Marianetta noto que cuanto más tiempo transcurría, más temblaba la mano del ladrón. No estaba asustada en lo más mínimo. Estaba segura de poder controlar la situación. Cuántos más segundos pasaban el ladrón más nervioso se ponía. El atacante no podía entender que él tuviera una navaja y su primera víctima no lo respetara. Esa indiferencia de Marianetta lo enerva y al mismo tiempo lo angustiaba. No podía entender como era posible que con un arma en la mano no podía lograr amedrentar a Marianetta, que lo observaba con una sonrisa burlona y una mirada desafiante. Mientras se puso frente al cajero automático comenzó a arrepentirse de haber intentado delinquir. En ese instante se dio cuenta que no había nacido para robar, ni para hacer el mal. Sentía que no sabía mentir, que jamás se atrevería ni siquiera a acariciar la cara de Marianetta con su navaja desafilada. Ya era tarde su orgullo juvenil no le permitía ya dar marcha atrás. Pensó huir pero no estaba dispuesto a no poder controlar a una mujer 30 cm más baja que él y con 30 kilos menos de peso corporal. Se dio vuelta y le dijo a Marianetta:
–Dame la contraseña, me estas casando, –le dijo con una voz titubeante.
Ya no estaba tan seguro de robarla, Marianetta le caía bien, le gustaba, admiraba las agallas que tenía para enfrentarlo.
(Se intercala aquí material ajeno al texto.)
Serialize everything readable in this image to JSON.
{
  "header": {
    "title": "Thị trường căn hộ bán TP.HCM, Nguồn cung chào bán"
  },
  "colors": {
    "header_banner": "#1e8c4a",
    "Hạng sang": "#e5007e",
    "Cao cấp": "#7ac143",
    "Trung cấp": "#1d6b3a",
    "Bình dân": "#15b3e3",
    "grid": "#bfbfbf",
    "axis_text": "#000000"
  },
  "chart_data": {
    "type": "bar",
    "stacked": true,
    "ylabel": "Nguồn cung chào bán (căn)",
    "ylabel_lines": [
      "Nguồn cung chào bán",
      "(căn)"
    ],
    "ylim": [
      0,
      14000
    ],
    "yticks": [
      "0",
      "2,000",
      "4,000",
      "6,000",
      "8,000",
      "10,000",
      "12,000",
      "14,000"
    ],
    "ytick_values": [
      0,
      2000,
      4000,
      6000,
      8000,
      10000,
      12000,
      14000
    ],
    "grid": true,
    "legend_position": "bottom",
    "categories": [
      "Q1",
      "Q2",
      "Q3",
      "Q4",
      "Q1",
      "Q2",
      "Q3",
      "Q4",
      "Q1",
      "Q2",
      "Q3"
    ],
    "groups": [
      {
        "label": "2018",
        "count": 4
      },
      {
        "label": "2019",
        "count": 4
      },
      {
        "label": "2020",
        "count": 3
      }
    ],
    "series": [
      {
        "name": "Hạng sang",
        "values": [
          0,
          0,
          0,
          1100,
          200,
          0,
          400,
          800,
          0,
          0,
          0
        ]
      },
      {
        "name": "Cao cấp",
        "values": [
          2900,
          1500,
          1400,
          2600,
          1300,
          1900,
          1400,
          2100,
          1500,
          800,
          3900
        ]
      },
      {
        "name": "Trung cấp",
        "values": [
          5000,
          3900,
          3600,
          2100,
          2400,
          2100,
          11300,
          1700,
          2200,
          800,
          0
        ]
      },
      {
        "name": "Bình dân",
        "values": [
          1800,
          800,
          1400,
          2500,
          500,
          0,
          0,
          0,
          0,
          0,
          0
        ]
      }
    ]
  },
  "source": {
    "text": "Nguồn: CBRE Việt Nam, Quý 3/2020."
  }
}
Tal vez esas mismas agallas que él necesitaba para enfrentar los problemas con los que se tropezaría en la vida. Pero ya era una cuestión de reconocimiento, quería verla a Marianetta sometida.
Marianetta notó que el ladrón estaba psicológicamente abatido. Se dirigió a la puerta y en ese instante él la tomó del brazo y le gritó desesperadamente:
–Tu eres idiota, no te das cuenta que yo soy quien manda aquí. Si quiero te clavo, si quiero te violo.
–¿Violarme? –Contesto Marianetta en tono interrogativo y desafiante.